The day began with a two mile run overlooking Fuji-san and the city coming to life 40 + stories below us and then a swift breakfast in the room of eggs, bacon, and that emerald colored melon I think of when I think of Japan. I forgot to say, “crispy bacon.” My bad. Still, the pork is the best anywhere due to its high fat content and its being so juicy. A drunk American in the hallway shouting, “Why does everyone want to fuck with me?” spoiled the mood. Then, again, he made it more memorable.
710 Yen later and we were at the mouth of the world’s busiest train stain: Shinjuku where we rode to Tokyo station to catch the Shinkansen north. Snow, aka yuki, delayed us by over an hour to our transit station. The snow was magnificent, powerful, and stark. As we went through the alpine region–Nagano, Nagoya–it was thrilling. The next train was jammed–standing room only for two hours–due to all the trains converging and long standstills, etc. It was fine as we were the only aliens and so we called it a “cultural experience,” exercising self delusion in a familiar way.
At last, Kaga Onsen.
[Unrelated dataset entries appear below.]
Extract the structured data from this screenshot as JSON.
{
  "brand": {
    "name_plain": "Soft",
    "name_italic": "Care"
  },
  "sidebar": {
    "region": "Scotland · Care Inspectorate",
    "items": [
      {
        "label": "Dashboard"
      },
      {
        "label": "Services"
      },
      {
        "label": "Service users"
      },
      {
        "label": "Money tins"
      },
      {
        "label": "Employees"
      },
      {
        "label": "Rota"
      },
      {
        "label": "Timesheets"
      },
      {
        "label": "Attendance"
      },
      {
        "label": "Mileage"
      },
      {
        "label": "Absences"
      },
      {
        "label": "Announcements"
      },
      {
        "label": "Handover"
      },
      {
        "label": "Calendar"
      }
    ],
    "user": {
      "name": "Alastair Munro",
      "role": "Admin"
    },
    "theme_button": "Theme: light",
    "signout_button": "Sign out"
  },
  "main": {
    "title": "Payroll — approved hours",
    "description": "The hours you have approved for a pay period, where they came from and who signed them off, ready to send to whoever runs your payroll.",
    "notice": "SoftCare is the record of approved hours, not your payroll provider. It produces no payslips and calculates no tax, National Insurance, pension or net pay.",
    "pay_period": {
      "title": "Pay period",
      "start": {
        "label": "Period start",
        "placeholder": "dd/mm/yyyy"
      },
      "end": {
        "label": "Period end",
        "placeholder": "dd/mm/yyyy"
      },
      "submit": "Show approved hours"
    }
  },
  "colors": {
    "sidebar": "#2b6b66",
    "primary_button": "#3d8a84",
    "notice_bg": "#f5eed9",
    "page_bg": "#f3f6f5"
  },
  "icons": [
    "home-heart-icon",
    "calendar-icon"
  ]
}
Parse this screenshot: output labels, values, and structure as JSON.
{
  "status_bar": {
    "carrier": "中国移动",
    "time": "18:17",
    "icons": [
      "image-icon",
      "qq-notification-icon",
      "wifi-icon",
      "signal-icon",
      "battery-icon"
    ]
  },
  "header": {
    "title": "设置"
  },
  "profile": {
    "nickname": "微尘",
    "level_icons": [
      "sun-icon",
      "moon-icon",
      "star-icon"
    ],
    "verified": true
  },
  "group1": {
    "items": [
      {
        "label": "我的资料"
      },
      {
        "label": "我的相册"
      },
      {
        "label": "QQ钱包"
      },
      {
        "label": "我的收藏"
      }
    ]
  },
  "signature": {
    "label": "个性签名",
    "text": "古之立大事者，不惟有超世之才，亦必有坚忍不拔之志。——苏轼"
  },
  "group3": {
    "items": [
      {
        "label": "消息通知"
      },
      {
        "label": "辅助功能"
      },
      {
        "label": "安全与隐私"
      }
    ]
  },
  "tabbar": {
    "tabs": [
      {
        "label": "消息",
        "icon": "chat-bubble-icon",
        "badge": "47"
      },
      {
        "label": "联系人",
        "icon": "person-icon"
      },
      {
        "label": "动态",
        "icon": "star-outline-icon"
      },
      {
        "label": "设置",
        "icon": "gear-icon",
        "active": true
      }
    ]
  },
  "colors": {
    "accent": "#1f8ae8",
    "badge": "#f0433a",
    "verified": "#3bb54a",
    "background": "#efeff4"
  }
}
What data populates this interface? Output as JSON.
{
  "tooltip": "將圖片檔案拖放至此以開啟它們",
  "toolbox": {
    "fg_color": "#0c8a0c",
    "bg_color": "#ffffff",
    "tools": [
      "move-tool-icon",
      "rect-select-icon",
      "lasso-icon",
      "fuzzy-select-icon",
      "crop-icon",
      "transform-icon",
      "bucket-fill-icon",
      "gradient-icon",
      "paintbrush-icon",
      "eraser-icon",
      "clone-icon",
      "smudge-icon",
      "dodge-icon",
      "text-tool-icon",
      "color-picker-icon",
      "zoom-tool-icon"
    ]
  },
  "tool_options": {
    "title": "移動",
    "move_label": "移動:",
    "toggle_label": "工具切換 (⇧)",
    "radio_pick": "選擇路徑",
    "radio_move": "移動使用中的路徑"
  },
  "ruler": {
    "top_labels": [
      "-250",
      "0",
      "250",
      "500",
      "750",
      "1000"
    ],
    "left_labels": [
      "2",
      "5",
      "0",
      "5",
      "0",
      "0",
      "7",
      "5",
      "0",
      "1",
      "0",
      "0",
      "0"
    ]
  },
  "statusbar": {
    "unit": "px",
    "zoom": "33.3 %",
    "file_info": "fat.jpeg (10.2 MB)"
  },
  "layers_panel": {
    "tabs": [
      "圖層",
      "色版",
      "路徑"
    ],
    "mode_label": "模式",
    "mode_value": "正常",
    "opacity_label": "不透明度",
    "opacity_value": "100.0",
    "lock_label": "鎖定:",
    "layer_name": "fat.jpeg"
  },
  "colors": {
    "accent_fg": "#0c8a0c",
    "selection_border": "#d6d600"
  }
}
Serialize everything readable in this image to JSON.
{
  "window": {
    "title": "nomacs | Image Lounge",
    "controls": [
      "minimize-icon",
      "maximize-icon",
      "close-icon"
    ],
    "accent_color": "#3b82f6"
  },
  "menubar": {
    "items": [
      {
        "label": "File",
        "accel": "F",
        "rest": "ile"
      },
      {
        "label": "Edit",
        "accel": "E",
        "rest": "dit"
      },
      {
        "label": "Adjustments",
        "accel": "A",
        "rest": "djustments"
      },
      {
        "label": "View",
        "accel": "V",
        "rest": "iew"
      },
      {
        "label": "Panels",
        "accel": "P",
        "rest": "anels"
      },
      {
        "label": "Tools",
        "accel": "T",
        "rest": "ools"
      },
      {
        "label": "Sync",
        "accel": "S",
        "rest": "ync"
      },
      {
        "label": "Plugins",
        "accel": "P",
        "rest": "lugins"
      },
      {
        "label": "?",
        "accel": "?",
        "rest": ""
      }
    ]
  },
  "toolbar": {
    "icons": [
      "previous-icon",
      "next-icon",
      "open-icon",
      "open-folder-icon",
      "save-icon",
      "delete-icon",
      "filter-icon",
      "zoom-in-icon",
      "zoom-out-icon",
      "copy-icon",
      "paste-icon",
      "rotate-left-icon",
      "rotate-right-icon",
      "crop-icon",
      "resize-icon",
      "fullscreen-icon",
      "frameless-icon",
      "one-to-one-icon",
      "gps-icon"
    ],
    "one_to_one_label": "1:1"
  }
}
Here we were greeted by friends who whisked us to an Irish Tea Room, set up stick by stick, piece by piece, in tribute to the Emerald Isle. A talk on eggs by a producer followed over cake and tea and I genuinely learned more about eggs than I had ever known. For example, expiration dates mean nothing without a production date. Also, the best eggs are produced by young hens; meaning that these organic, free range birds? Slaughtered en masse at about 18 months in contrast to older birds.
Later, at The Kayotei, one of the planet’s most remarkable ryokans, we donned yakuta, and undonned them for several outdoor baths. The dinner was perfect kaiseki and included: Hollowed lime with local, wild mushrooms; candied walnuts; broccolini with bonita; blue fin and buri sashimi; and, a bowl of broth, noodles, and duck.
Bedding down on tatami, sleep came fast as it always done on…Planet Japan.